Many confuse social anxiety with shyness, which is an equally valid emotion but one with totally different effects. While 99 percent of the population have felt nervous around new people at least once in their lives, social anxiety digs far deeper than that initial shyness and leaves sufferers with long-lasting emotional and physical effects.
We spoke with Integrative Psychotherapeutic Counsellor Liz Ritchie, who specializes in self-care and body image. She broke down exactly what social anxiety is, and created a test for you to take if you think you could be affected.
What is social anxiety?
According to the Royal College of Psychiatrists, about five in a hundred people have some degree of social phobia, with women two or three times more likely to be affected.
"There's no single known cause of social anxiety disorder," Liz tells Cosmopolitan UK. "Research dictates that it's potentially biological, it could be psychological, and also is influenced by environmental factors."
"An individual's environmental and social experiences will also undoubtedly shape the progression of social anxiety disorder; ie, those who may have significant exposure to high anxiety-provoking situations. Other likely contributory factors are low self-esteem/self-worth, depression, lack of social skills, and certain personality traits."

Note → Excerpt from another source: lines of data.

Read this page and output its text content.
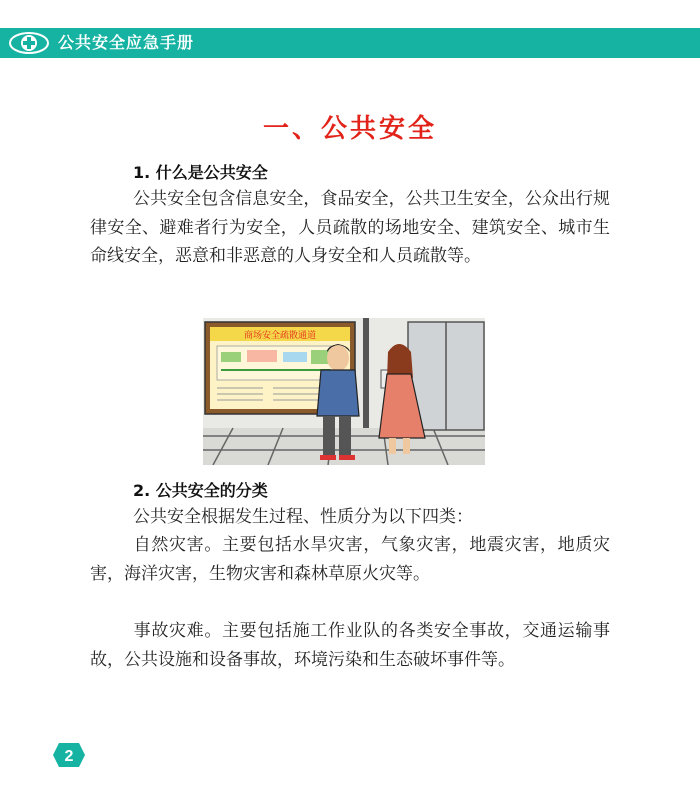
公共安全应急手册
一、公共安全
1. 什么是公共安全
公共安全包含信息安全，食品安全，公共卫生安全，公众出行规律安全、避难者行为安全，人员疏散的场地安全、建筑安全、城市生命线安全，恶意和非恶意的人身安全和人员疏散等。
商场安全疏散通道
2. 公共安全的分类
公共安全根据发生过程、性质分为以下四类：
自然灾害。主要包括水旱灾害，气象灾害，地震灾害，地质灾害，海洋灾害，生物灾害和森林草原火灾等。
事故灾难。主要包括施工作业队的各类安全事故，交通运输事故，公共设施和设备事故，环境污染和生态破坏事件等。
2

What's the difference between social anxiety and feeling shy?
"Social anxiety can often be confused with mere shyness, but there are significant differences between both," explains Liz. "Shyness is classified as a personality trait, whereas social anxiety, in contrast, is defined by fear, embarrassment, and humiliation, generally triggered by social situations in which the individual is expected to perform or interact."
"Shyness is classified as a personality trait, whereas social anxiety is defined by fear."
How do you know you've got social anxiety?
Common physical signs and symptoms of social anxiety may include:
- Racing heartbeat
- Muscle tension
- Feeling faint or dizzy in social situations
- Gastric problems, i.e. ulcers
- Inability to catch breathe/feeling of panic
- Sweating or feeling flushed
- Loss of Libido
Social anxiety may also trigger the below psychological effects:
- Severe low self-esteem and self-worth
- Fear of judgment or criticism
- Excessive self-consciousness and anxiety in everyday social situations
- Extreme feelings of fear inferiority
- Irrational thoughts and perception
- Severe depression
- Emotional outbursts
- Panic attacks
If you've experienced some of the above, but aren't sure whether this can be contributed to social anxiety, Liz has put together a test to indicate whether you could be suffering. While the only people who can diagnose you with social anxiety disorder are medical and psychological professionals, answering yes to the majority of the below questions could be an indicator that you should seek help.
Take The Test:
Do you blush easily in front of others?
Do you avoid strangers?
Do you avoid social settings/situations?
Do social situations and meeting new people frighten you?
Are you uncomfortable with people in authority?
Do you actively avoid speaking to people because you will get embarrassed?
Do you find criticism difficult?
Do you feel that others judge you?
Do you feel panic to the point that your heart starts racing when you are in a social situation?
Do you hate being the center of attention?
Do you isolate yourself from any potential social situation?
Do you feel awkward in the company of people you don’t know?
What to do if you're suffering from social anxiety
Think you could be affected? There are a number of ways to help ease symptoms, including:
CBT therapy: "One of the most effective treatments so far has been cognitive behavioral therapy, which is a collaborative therapy which helps the person suffering from anxiety to explore what maintains the symptoms," Liz says. "They learn skills to notice the thoughts, to start seeing the thoughts, to question and to challenge them. And ultimately to reframe them, and put them in a different place. In an ideal world, the fear becomes less bad than the sufferer anticipated."
Guided self-help: Therapy can be costly, but self-help can be effective in managing social anxiety, as recommended by the NHS.
Liz explains: "One of the things I would advise, to take control of your feelings, is to keep a journal. It can be very effective to write about thoughts and experiences, and to see the thoughts written down takes them out of your head and deactivates them. It's out of your head, so it creates more brain space to work on things that potentially are more positive and effective."
"Relaxation can be helpful as it gives you a sense of doing something for yourself. Start tweaking the mindset a little bit, which says 'I want to do something for me'."
Staying active: "Yoga and relaxation will reduce the physical symptoms such as the heart racing, the palpitations, and the trembling," says Liz.
"Changing that mindset and seeing a little bit of improvement gives you a sense of achievement, and that can be more effective than you'd imagine. It's a reciprocal process, you also have to be involved to get the outcome you want."
Liz Ritchie is an Integrative Psychotherapeutic Counselor MNHS MNCS Ad Prof Dip PC. Dip CBT. She has been working as a therapist at St Andrews Healthcare for the last 27 years, and has been involved with the parliamentary Youth Select Committee.